The results of the HEAT-PPCI trial suggest that systematic use of heparin rather than bivalirudin after primary percutaneous coronary intervention (PPCI) - the most commonly used treatment for heart attack, which unblocks the arteries carrying blood to the heart - could save health services substantial sums of money, at the same time as potentially improving patient outcomes. Patients who undergo PPCI usually receive a combination of antithrombotic drugs to prevent any further blood clots forming during the procedure and after it has been completed.
The most commonly used antithrombotic drugs are unfractionated heparin and bivalirudin, and although several previous trials have compared the two drugs, the evidence is unclear as to which drug results in better outcomes. The trial took place at the Liverpool Heart and Chest Hospital in the UK, where 1829 patients undergoing emergency angiography (an x-ray examination of the heart's arteries after a suspected heart attack) were recruited to the trial. More than four fifths of these patients then went on to receive PPCI; approximately half received heparin, and half received bivalirudin.
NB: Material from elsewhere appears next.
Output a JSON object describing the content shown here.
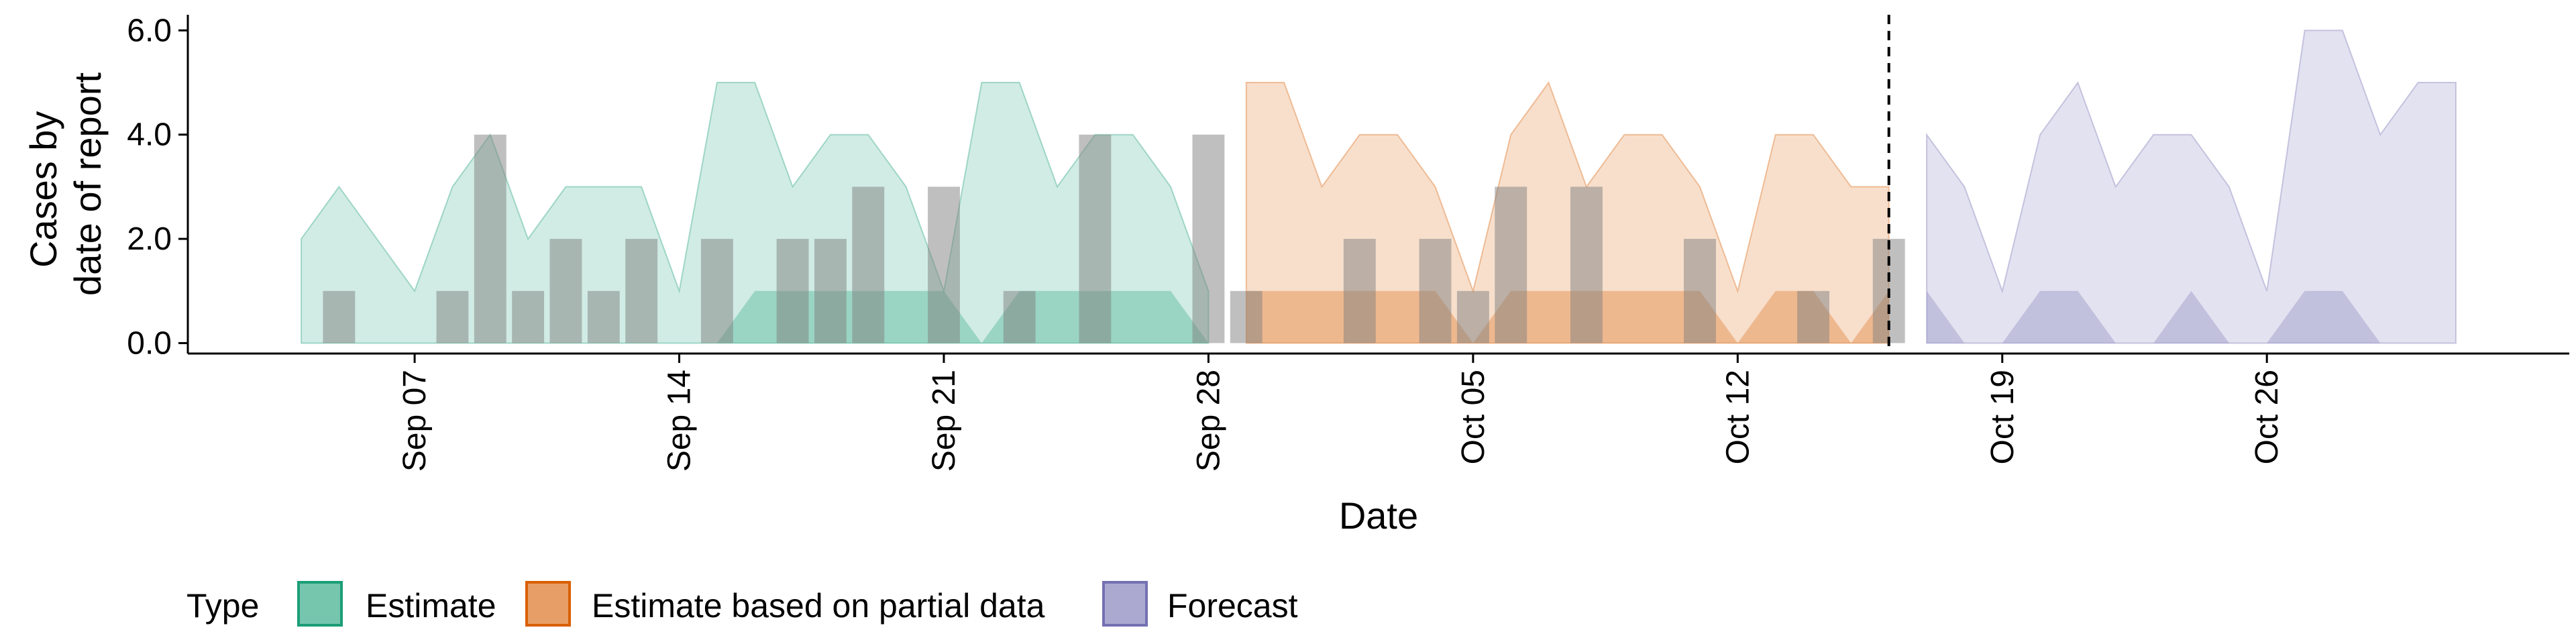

Researchers then recorded how many patients in both groups experienced a major adverse cardiac event, such as death or another heart attack, within 28 days after surgery. The results show that overall rates of major adverse cardiac events were significantly lower in the group who received heparin, although the rates of adverse events were low, as expected, in both groups. Within 28 days after surgery, 46 patients (5•1%) in the bivalirudin group died, compared to 39 (4•3%) of patients in the heparin group; 24 patients (2•7%) in the bivalirudin group had another heart attack in the same period, compared to 7 patients (0•8%) in the heparin group. Although bleeding complications are an acknowledged risk of antithrombotic drugs, there was no significant difference between the groups in the rate of complications.
According to lead author Dr Rod Stables, of the Liverpool Heart and Chest Hospital NHS Foundation Trust, UK, "As far as we are aware, our study is one of the first trials to recruit 100% of eligible patients presenting with the medical condition being examined, which means that it more closely resembles real life practice than many previous trials. The results suggest that the use of heparin has some advantage over bivalirudin in avoiding major adverse events, mainly in terms of reduced recurrent, additional heart attacks in patients recovering from PPCI. This finding might provide an opportunity, rare in modern health care, to provide improved outcomes at much reduced cost." In a linked Comment, Peter Berger and James Blankenship of Geisinger Health System, in Pennsylvania, USA, point out that the although the study has a number of limitations - including an open-label, single-centre design - the study has the advantage of closely resembling actual clinical practice, and including many patients who would have been excluded from earlier trials comparing the two drugs.
They write that, "Even if heparin alone had produced statistically similar outcomes to bivalirudin, it would have been a win for heparin. A drug that costs less than a 1/400th of another that has similar efficacy and safety ought to be used preferentially." The design of the HEAT-PPCI trial has attracted some criticism within the medical community because of its use of delayed consent: patients provided their consent to participate only after they had been given either heparin or bivalirudin, leading some doctors to raise concerns that the trial design did not conform to medical ethics standards. However, in a second linked Comment, David Shaw, of the Institute for Biomedical Ethics in Basel, Switzerland, disputes these criticisms, writing that, "In this context, the strategy was preferable to attempting to obtain consent from potentially incompetent patients needing extremely urgent cardiac treatment... In routine clinical care, it would be perfectly normal for a doctor to choose either heparin or bivalirudin without involvement of the patient in the decision." "Informed consent for percutaneous coronary intervention is frequently not sought at all; why patients should be asked to consent in advance to formal randomisation of a drug used in the intervention is thus unclear. It would have been unethical to have done the study differently. Attempting to get consent from patients would have increased the risk of harming them by delaying treatment, and could also have affected recruitment."